Each bag or wallet is stamped with a number corresponding to the name of a military spouse who created it. Their first names and duty stations are listed on the R. Riveter website.

  1. Combat Flip Flops

Seattle native and Army Ranger veteran Matthew “Griff” Griffin was working as a government contractor in Afghanistan, setting up medical clinics, the day he toured a combat boot factory and saw a flip-flop thong punched through the sole of a combat boot. He tells ABC News he went back to his hotel room and registered the domain name CombatFlipFlops.com that night. 

“Our concept was to create flip-flops in a combat boot factory in Afghanistan,” Griffin tells ABC. 

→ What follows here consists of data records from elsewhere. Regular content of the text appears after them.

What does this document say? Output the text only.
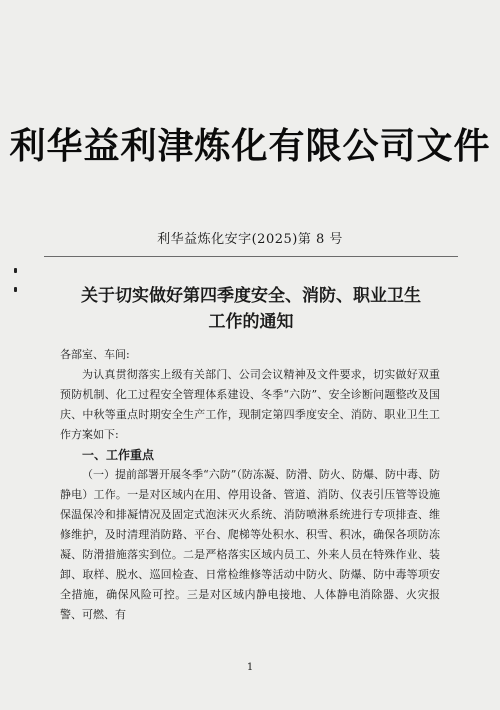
利华益利津炼化有限公司文件
利华益炼化安字(2025)第 8 号
关于切实做好第四季度安全、消防、职业卫生
工作的通知

各部室、车间:

为认真贯彻落实上级有关部门、公司会议精神及文件要求，切实做好双重预防机制、化工过程安全管理体系建设、冬季“六防”、安全诊断问题整改及国庆、中秋等重点时期安全生产工作，现制定第四季度安全、消防、职业卫生工作方案如下:

一、工作重点

（一）提前部署开展冬季“六防”（防冻凝、防滑、防火、防爆、防中毒、防静电）工作。一是对区域内在用、停用设备、管道、消防、仪表引压管等设施保温保冷和排凝情况及固定式泡沫灭火系统、消防喷淋系统进行专项排查、维修维护，及时清理消防路、平台、爬梯等处积水、积雪、积冰，确保各项防冻凝、防滑措施落实到位。二是严格落实区域内员工、外来人员在特殊作业、装卸、取样、脱水、巡回检查、日常检维修等活动中防火、防爆、防中毒等项安全措施，确保风险可控。三是对区域内静电接地、人体静电消除器、火灾报警、可燃、有

1
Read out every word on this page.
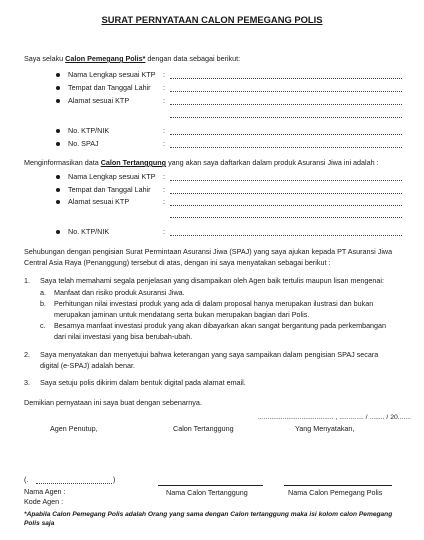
SURAT PERNYATAAN CALON PEMEGANG POLIS
Saya selaku Calon Pemegang Polis* dengan data sebagai berikut:
Nama Lengkap sesuai KTP :
Tempat dan Tanggal Lahir :
Alamat sesuai KTP	:
No. KTP/NIK	:
No. SPAJ	:
Menginformasikan data Calon Tertanggung yang akan saya daftarkan dalam produk Asuransi Jiwa ini adalah :
Nama Lengkap sesuai KTP :
Tempat dan Tanggal Lahir :
Alamat sesuai KTP	:
No. KTP/NIK	:
Sehubungan dengan pengisian Surat Permintaan Asuransi Jiwa (SPAJ) yang saya ajukan kepada PT Asuransi Jiwa
Central Asia Raya (Penanggung) tersebut di atas, dengan ini saya menyatakan sebagai berikut :
1. Saya telah memahami segala penjelasan yang disampaikan oleh Agen baik tertulis maupun lisan mengenai:
a. Manfaat dan risiko produk Asuransi Jiwa.
b. Perhitungan nilai investasi produk yang ada di dalam proposal hanya merupakan ilustrasi dan bukan
merupakan jaminan untuk mendatang serta bukan merupakan bagian dari Polis.
c. Besarnya manfaat investasi produk yang akan dibayarkan akan sangat bergantung pada perkembangan
dari nilai investasi yang bisa berubah-ubah.
2. Saya menyatakan dan menyetujui bahwa keterangan yang saya sampaikan dalam pengisian SPAJ secara
digital (e-SPAJ) adalah benar.
3. Saya setuju polis dikirim dalam bentuk digital pada alamat email.
Demikian pernyataan ini saya buat dengan sebenarnya.
........................................ , ............. / ........ / 20.......
Agen Penutup,	Calon Tertanggung	Yang Menyatakan,
(.	)
Nama Agen :
Kode Agen :
Nama Calon Tertanggung	Nama Calon Pemegang Polis
*Apabila Calon Pemegang Polis adalah Orang yang sama dengan Calon tertanggung maka isi kolom calon Pemegang
Polis saja
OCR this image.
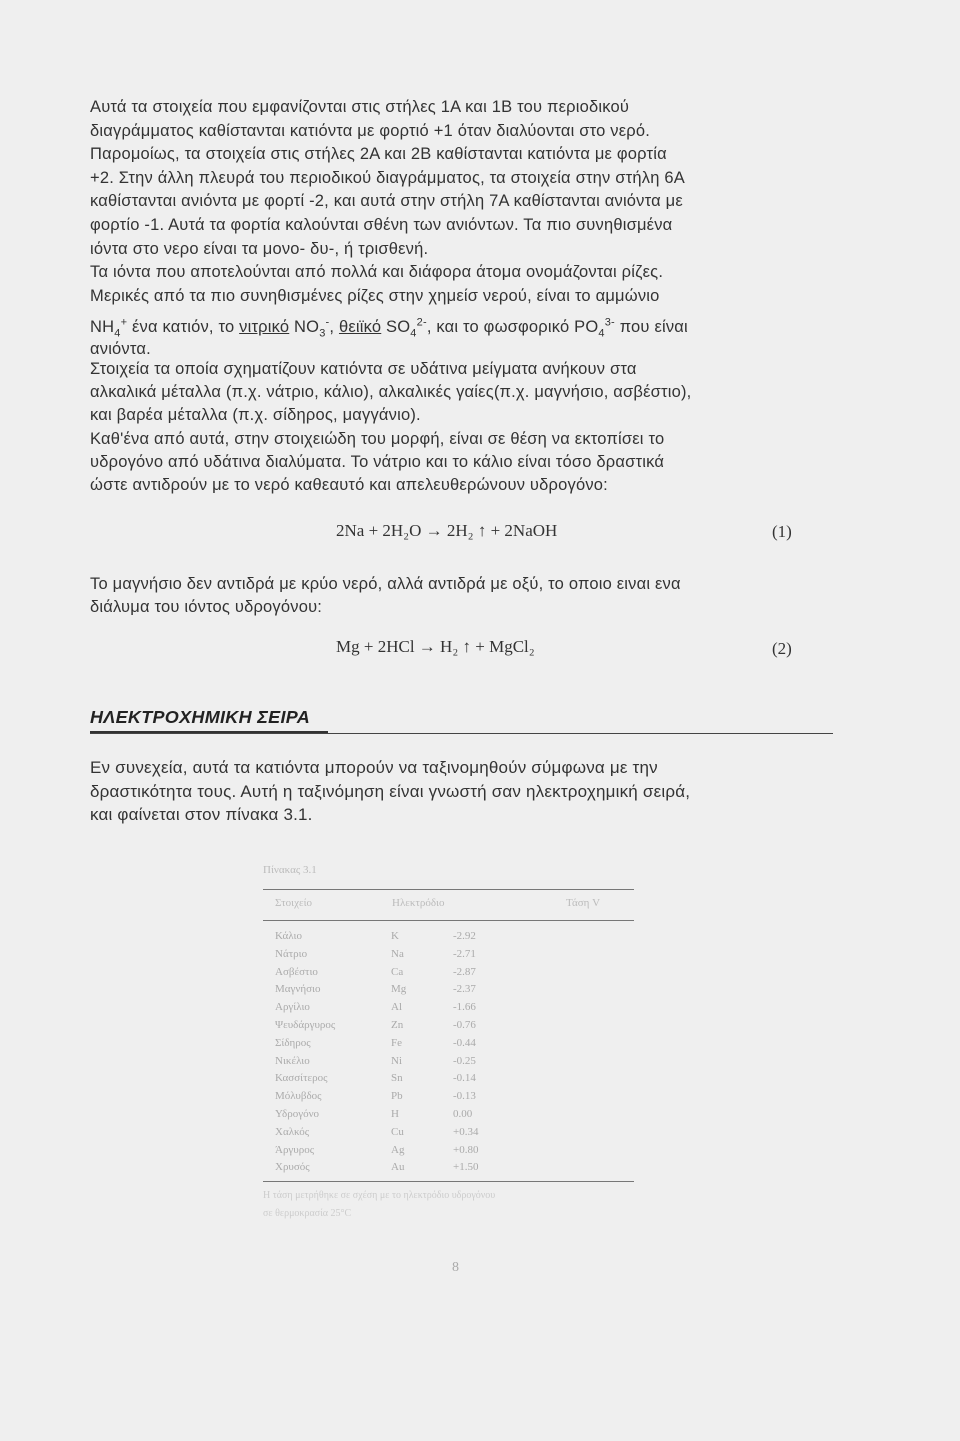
Αυτά τα στοιχεία που εμφανίζονται στις στήλες 1Α και 1Β του περιοδικού
διαγράμματος καθίστανται κατιόντα με φορτιό +1 όταν διαλύονται στο νερό.
Παρομοίως, τα στοιχεία στις στήλες 2Α και 2Β καθίστανται κατιόντα με φορτία
+2. Στην άλλη πλευρά του περιοδικού διαγράμματος, τα στοιχεία στην στήλη 6Α
καθίστανται ανιόντα με φορτί -2, και αυτά στην στήλη 7Α καθίστανται ανιόντα με
φορτίο -1. Αυτά τα φορτία καλούνται σθένη των ανιόντων. Τα πιο συνηθισμένα
ιόντα στο νερο είναι τα μονο- δυ-, ή τρισθενή.
Τα ιόντα που αποτελούνται από πολλά και διάφορα άτομα ονομάζονται ρίζες.
Μερικές από τα πιο συνηθισμένες ρίζες στην χημείσ νερού, είναι το αμμώνιο
$NH_4^+$ ένα κατιόν, το νιτρικό $NO_3^-$, θειϊκό $SO_4^{2-}$, και το φωσφορικό $PO_4^{3-}$ που είναι
ανιόντα.
Στοιχεία τα οποία σχηματίζουν κατιόντα σε υδάτινα μείγματα ανήκουν στα
αλκαλικά μέταλλα (π.χ. νάτριο, κάλιο), αλκαλικές γαίες(π.χ. μαγνήσιο, ασβέστιο),
και βαρέα μέταλλα (π.χ. σίδηρος, μαγγάνιο).
Καθ'ένα από αυτά, στην στοιχειώδη του μορφή, είναι σε θέση να εκτοπίσει το
υδρογόνο από υδάτινα διαλύματα. Το νάτριο και το κάλιο είναι τόσο δραστικά
ώστε αντιδρούν με το νερό καθεαυτό και απελευθερώνουν υδρογόνο:
2Na + 2H₂O → 2H₂ ↑ + 2NaOH	(1)
Το μαγνήσιο δεν αντιδρά με κρύο νερό, αλλά αντιδρά με οξύ, το οποιο ειναι ενα
διάλυμα του ιόντος υδρογόνου:
Mg + 2HCl → H₂ ↑ + MgCl₂	(2)
ΗΛΕΚΤΡΟΧΗΜΙΚΗ ΣΕΙΡΑ
Εν συνεχεία, αυτά τα κατιόντα μπορούν να ταξινομηθούν σύμφωνα με την
δραστικότητα τους. Αυτή η ταξινόμηση είναι γνωστή σαν ηλεκτροχημική σειρά,
και φαίνεται στον πίνακα 3.1.
Πίνακας 3.1
Στοιχείο	Ηλεκτρόδιο	Τάση V
Κάλιο	K	-2.92
Νάτριο	Na	-2.71
Ασβέστιο	Ca	-2.87
Μαγνήσιο	Mg	-2.37
Αργίλιο	Al	-1.66
Ψευδάργυρος	Zn	-0.76
Σίδηρος	Fe	-0.44
Νικέλιο	Ni	-0.25
Κασσίτερος	Sn	-0.14
Μόλυβδος	Pb	-0.13
Υδρογόνο	H	0.00
Χαλκός	Cu	+0.34
Άργυρος	Ag	+0.80
Χρυσός	Au	+1.50
Η τάση μετρήθηκε σε σχέση με το ηλεκτρόδιο υδρογόνου
σε θερμοκρασία 25°C
8
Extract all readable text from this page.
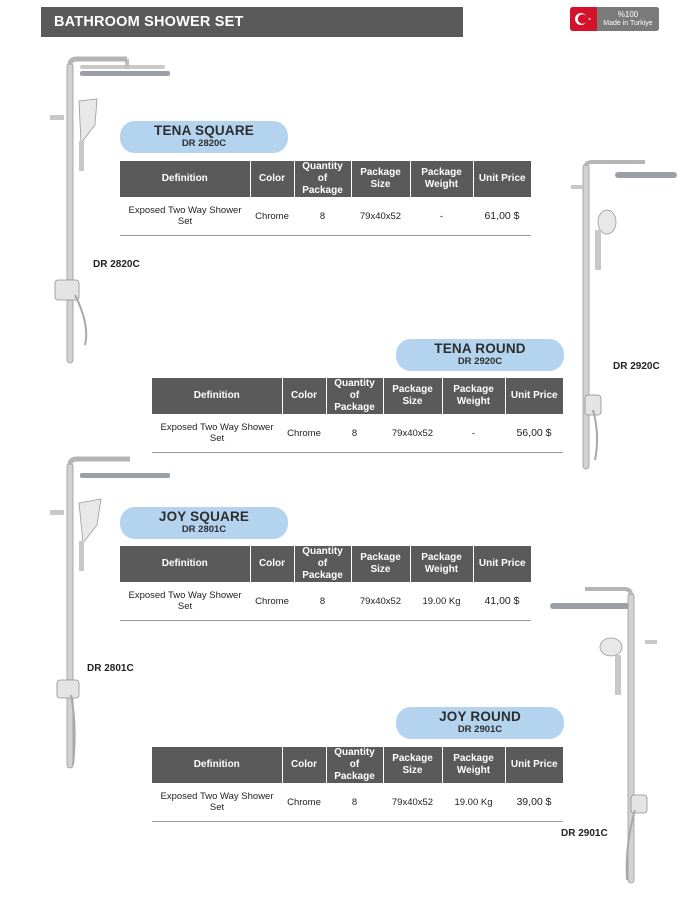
BATHROOM SHOWER SET	%100
Made in Turkiye
TENA SQUARE
DR 2820C
Definition	Color	Quantity of Package	Package Size	Package Weight	Unit Price
Exposed Two Way Shower Set	Chrome	8	79x40x52	-	61,00 $
DR 2820C
TENA ROUND
DR 2920C
Definition	Color	Quantity of Package	Package Size	Package Weight	Unit Price
Exposed Two Way Shower Set	Chrome	8	79x40x52	-	56,00 $
DR 2920C
JOY SQUARE
DR 2801C
Definition	Color	Quantity of Package	Package Size	Package Weight	Unit Price
Exposed Two Way Shower Set	Chrome	8	79x40x52	19.00 Kg	41,00 $
DR 2801C
JOY ROUND
DR 2901C
Definition	Color	Quantity of Package	Package Size	Package Weight	Unit Price
Exposed Two Way Shower Set	Chrome	8	79x40x52	19.00 Kg	39,00 $
DR 2901C
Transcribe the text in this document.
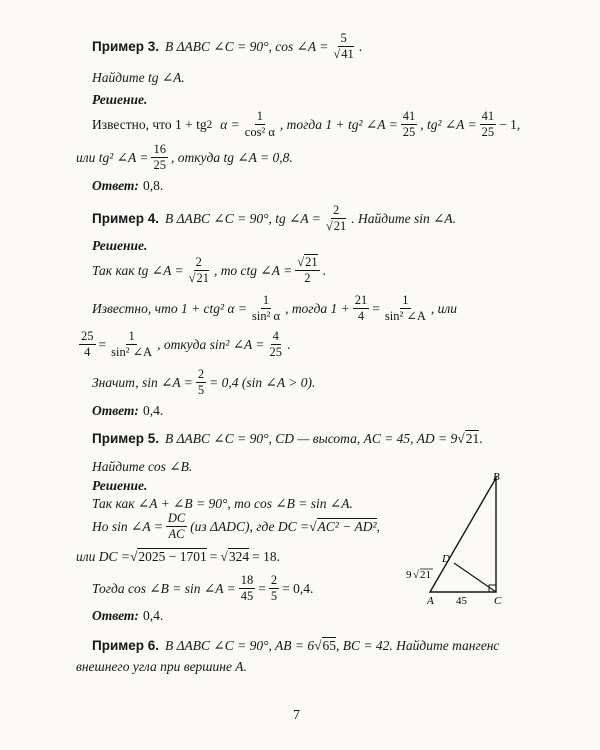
Пример 3. В ΔABC ∠C = 90°, cos ∠A = $\frac{5}{√41}$ .
Найдите tg ∠A.
Решение.
Известно, что 1 + tg 2 $\alpha = \frac{1}{\text{cos² α}}$ , тогда 1 + tg² ∠A = $\frac{41}{25}$ , tg² ∠A = $\frac{41}{25} - 1$,
или tg² ∠A = $\frac{16}{25}$ , откуда tg ∠A = 0,8.
Ответ: 0,8.
Пример 4. В ΔABC ∠C = 90°, tg ∠A = $\frac{2}{√21}$ . Найдите sin ∠A.
Решение.
Так как tg ∠A = $\frac{2}{√21}$ , то ctg ∠A = $\frac{√21}{2}$ .
Известно, что 1 + ctg² $\alpha = \frac{1}{\text{sin² α}}$ , тогда $1 + \frac{21}{4} = \frac{1}{\text{sin² ∠A}}$ , или
$\frac{25}{4} = \frac{1}{\text{sin² ∠A}}$ , откуда sin² ∠A = $\frac{4}{25}$ .
Значит, sin ∠A = $\frac{2}{5} = 0,4$ (sin ∠A > 0).
Ответ: 0,4.
Пример 5. В ΔABC ∠C = 90°, CD — высота, AC = 45, AD = 9 √ 21 .
Найдите cos ∠B.
Решение.
Так как ∠A + ∠B = 90°, то cos ∠B = sin ∠A.
Но sin ∠A = $\frac{DC}{AC} (из$ ΔADC), где DC = √ AC² − AD² ,
или DC = √ 2025 − 1701 = √ 324 = 18.
Тогда cos ∠B = sin ∠A = $\frac{18}{45} = \frac{2}{5} = 0,4$.
Ответ: 0,4.
B
D
A	C
9 √ 21
45
Пример 6. В ΔABC ∠C = 90°, AB = 6 √ 65 , BC = 42. Найдите тангенс
внешнего угла при вершине A.
7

“The one thing that I saw when I was traveling around to Asia, Africa, all throughout the Middle East, Persia, was that small businesses were really the sustainable driving factor,” he said.

The concept of not only making the flip flops using heavy-duty combat boot rubber but making them in Afghanistan turned out to be a lot more challenging than Griffin thought. After a couple of failed attempts, Griffin moved production to his garage in Seattle, where his co-founders Andy Sewrey, 42, and fellow soldier Donald Lee, 39, turned his garage into a factory and made 4,000 pairs of sandals themselves, and eventually moved production to Colombia. 

Today, the company has expanded beyond flip-flops and into sarongs and shemaghs at a women-run factor in Kabul, Afghanistan, where a portion of the proceeds go toward the education of women in secondary school.